16. Грозы

Юлия Тихомирова
                16. ГРОЗЫ

     «Выходные на даче, беру лопату в руки и х*ячу, х*ячу».
     Мэйка изнывала от скуки на заднем сидении авто, стоя в пробке. В горле першило от несметного количества выкуренных сигарет. Духота стояла жуткая, a Мэйка нахально валялась на сидении, высунув пяточки в открытое окно. Она тянула темное бархатное пиво и миленько улыбалась тяжеловесным водилам. Где-то когда-то слышала: «Девчонка, улыбнись дальнобою. От тебя не убудет, a мужика в дороге порадуешь». Дальнобои отвечали ей даже взрывающими сигналами фур, от чего легковушки вокруг подпрыгивали на месте. Своими улыбками Мэйка пыталась заглушить грусть, обмануть саму себя и доказать, что ей не плохо. A сердечко все равно щемило. И вот уже поехал ряд, где плелись Мэйка с друзьями, и серебристая девятка обгоняла очередного мачо дорог… Мэйя краем глаза уловила руки дальнобоя – кожаные перчатки с обрезанными пальцами. В голову – прострел! «Мальчик мой… и у тебя такие же…» - беззвучно произнесла она, уже ничего не видя вокруг, только глаза в глаза, видела, помнила. – «Как ты сейчас далеко! Боги, дайте мне силы. Священный Амон, где твои дети, согревающие страдальные души?» - лицо Мэйки исказила гримаса, словно тысяча скарабеев вцепилась в нежную кожу.
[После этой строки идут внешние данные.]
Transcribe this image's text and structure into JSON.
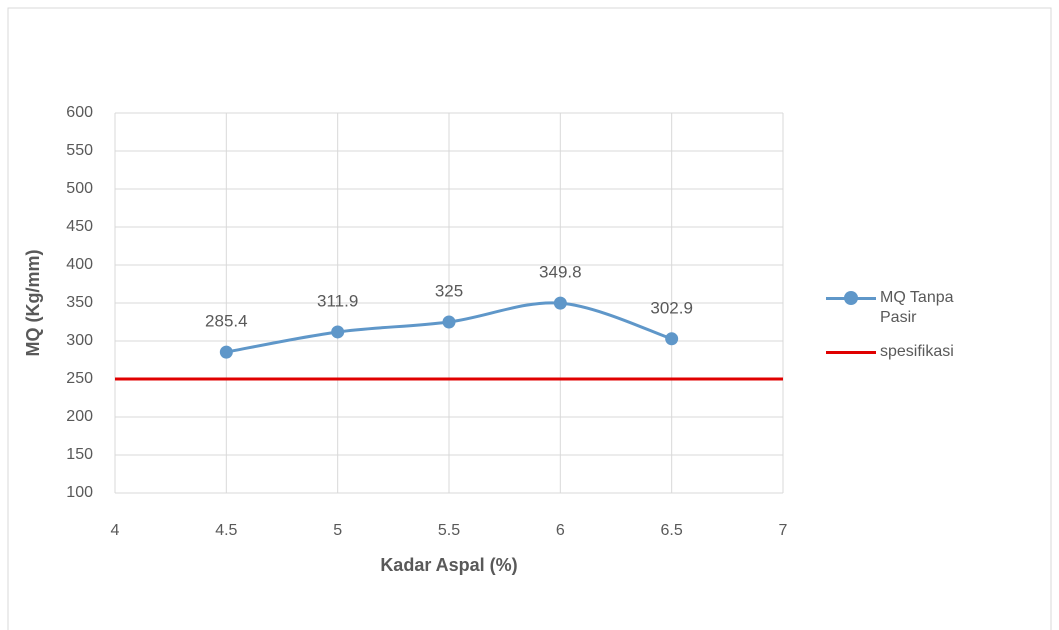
{
  "chart_data": {
    "type": "line",
    "x_label": "Kadar Aspal (%)",
    "y_label": "MQ (Kg/mm)",
    "series": [
      {
        "name": "MQ Tanpa Pasir",
        "color": "#5f97c9",
        "markers": true,
        "data_labels": true,
        "x": [
          4.5,
          5,
          5.5,
          6,
          6.5
        ],
        "values": [
          285.4,
          311.9,
          325,
          349.8,
          302.9
        ]
      },
      {
        "name": "spesifikasi",
        "color": "#e00000",
        "markers": false,
        "data_labels": false,
        "x": [
          4,
          7
        ],
        "values": [
          250,
          250
        ]
      }
    ],
    "xlim": [
      4,
      7
    ],
    "xticks": [
      4,
      4.5,
      5,
      5.5,
      6,
      6.5,
      7
    ],
    "ylim": [
      100,
      600
    ],
    "yticks": [
      100,
      150,
      200,
      250,
      300,
      350,
      400,
      450,
      500,
      550,
      600
    ],
    "grid": true,
    "legend": "right"
  }
}
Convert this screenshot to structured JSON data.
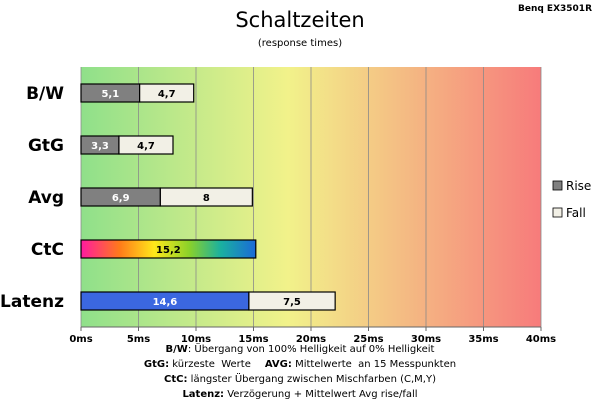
{
  "header": {
    "title": "Schaltzeiten",
    "subtitle": "(response times)",
    "model": "Benq EX3501R"
  },
  "legend": {
    "items": [
      {
        "label": "Rise",
        "color": "#808080"
      },
      {
        "label": "Fall",
        "color": "#f2f0e6"
      }
    ]
  },
  "notes": {
    "line1": {
      "key": "B/W",
      "text": ":  Übergang von 100% Helligkeit auf 0% Helligkeit"
    },
    "line2": {
      "key": "GtG:",
      "text": " kürzeste  Werte",
      "key2": "AVG:",
      "text2": " Mittelwerte  an 15 Messpunkten"
    },
    "line3": {
      "key": "CtC:",
      "text": " längster Übergang  zwischen Mischfarben  (C,M,Y)"
    },
    "line4": {
      "key": "Latenz:",
      "text": " Verzögerung  + Mittelwert  Avg rise/fall"
    }
  },
  "colors": {
    "rise": "#808080",
    "fall": "#f2f0e6",
    "latenz": "#3b67e0",
    "border": "#000000",
    "background_start": "#8fe08a",
    "background_mid": "#f2f28a",
    "background_end": "#f77b7b"
  },
  "chart_data": {
    "type": "bar",
    "orientation": "horizontal",
    "stacked": true,
    "title": "Schaltzeiten",
    "subtitle": "(response times)",
    "categories": [
      "B/W",
      "GtG",
      "Avg",
      "CtC",
      "Latenz"
    ],
    "series": [
      {
        "name": "Rise",
        "values": [
          5.1,
          3.3,
          6.9,
          15.2,
          14.6
        ],
        "labels": [
          "5,1",
          "3,3",
          "6,9",
          "15,2",
          "14,6"
        ]
      },
      {
        "name": "Fall",
        "values": [
          4.7,
          4.7,
          8,
          null,
          7.5
        ],
        "labels": [
          "4,7",
          "4,7",
          "8",
          "",
          "7,5"
        ]
      }
    ],
    "xlim": [
      0,
      40
    ],
    "xticks": [
      0,
      5,
      10,
      15,
      20,
      25,
      30,
      35,
      40
    ],
    "xtick_labels": [
      "0ms",
      "5ms",
      "10ms",
      "15ms",
      "20ms",
      "25ms",
      "30ms",
      "35ms",
      "40ms"
    ],
    "grid": true,
    "legend_position": "right"
  }
}
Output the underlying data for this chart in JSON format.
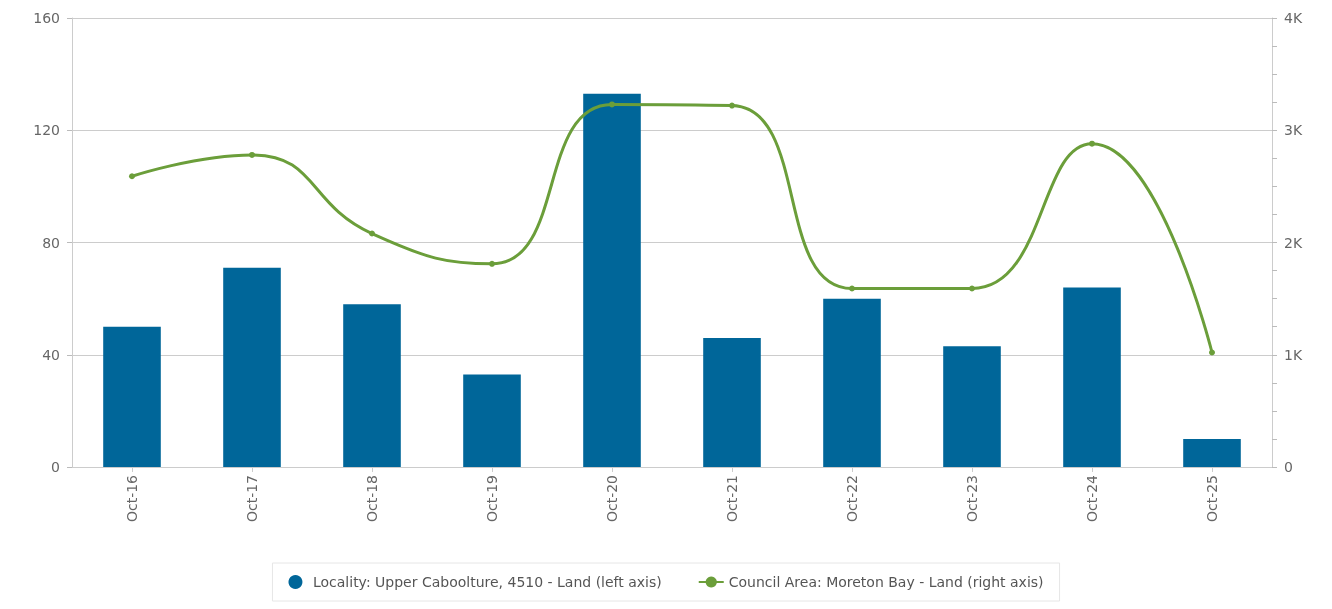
{
  "chart_data": {
    "type": "bar",
    "categories": [
      "Oct-16",
      "Oct-17",
      "Oct-18",
      "Oct-19",
      "Oct-20",
      "Oct-21",
      "Oct-22",
      "Oct-23",
      "Oct-24",
      "Oct-25"
    ],
    "series": [
      {
        "name": "Locality: Upper Caboolture, 4510 - Land (left axis)",
        "color": "#006699",
        "values": [
          50,
          71,
          58,
          33,
          133,
          46,
          60,
          43,
          64,
          10
        ]
      },
      {
        "name": "Council Area: Moreton Bay - Land (right axis)",
        "type": "line",
        "axis": "y2",
        "color": "#6b9e3a",
        "marker": "circle",
        "values": [
          2590,
          2780,
          2080,
          1810,
          3230,
          3220,
          1590,
          1590,
          2880,
          1020
        ]
      }
    ],
    "ylim": [
      0,
      160
    ],
    "yticks": [
      0,
      40,
      80,
      120,
      160
    ],
    "y2lim": [
      0,
      4000
    ],
    "y2ticks": [
      {
        "value": 0,
        "label": "0"
      },
      {
        "value": 250,
        "label": null
      },
      {
        "value": 500,
        "label": null
      },
      {
        "value": 750,
        "label": null
      },
      {
        "value": 1000,
        "label": "1K"
      },
      {
        "value": 1250,
        "label": null
      },
      {
        "value": 1500,
        "label": null
      },
      {
        "value": 1750,
        "label": null
      },
      {
        "value": 2000,
        "label": "2K"
      },
      {
        "value": 2250,
        "label": null
      },
      {
        "value": 2500,
        "label": null
      },
      {
        "value": 2750,
        "label": null
      },
      {
        "value": 3000,
        "label": "3K"
      },
      {
        "value": 3250,
        "label": null
      },
      {
        "value": 3500,
        "label": null
      },
      {
        "value": 3750,
        "label": null
      },
      {
        "value": 4000,
        "label": "4K"
      }
    ],
    "grid": "y",
    "legend": "bottom"
  }
}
     Над Москвой собиралась дьявольская чернота. Булгаковские тучи непроглядной тьмой заволакивали небо, a впереди виднелась полоска нежного солнечного света. Мэйка всегда смотрела вперед, всегда видела там только свет. И сейчас. Но мысли не покинут. Они – корунды. Мир сошел с ума! Природа крезанулась, шарашила молниями, четкими изгибами в землю. Дождя не было. Грозовая немая истерика лупила в громоотводы. Где бы взять такие же и вставить в сердце, чтобы разряды проходили сквозно, a не бились о стенки сознания, причиняя адские мучения?!
     Спасая от одиночества, друзья вывозили Мэйку в места, не тронутые цивилизацией. A ей сейчас хотелось сидеть за стареньким, еле дышащим компом, строчить сообщульки в единственное желанное окошко… Мимо проплывала легенда всей Москвы и МО – Рублевка: фирменные салоны Gucci, Prada, Ferrari. «Бедные же эти богатые! Кругом золотые огни, чистота такая, что плеваться охота. Фу!» - подумала Мэйка, разглядывая мелькающую за окном пафосную гадь.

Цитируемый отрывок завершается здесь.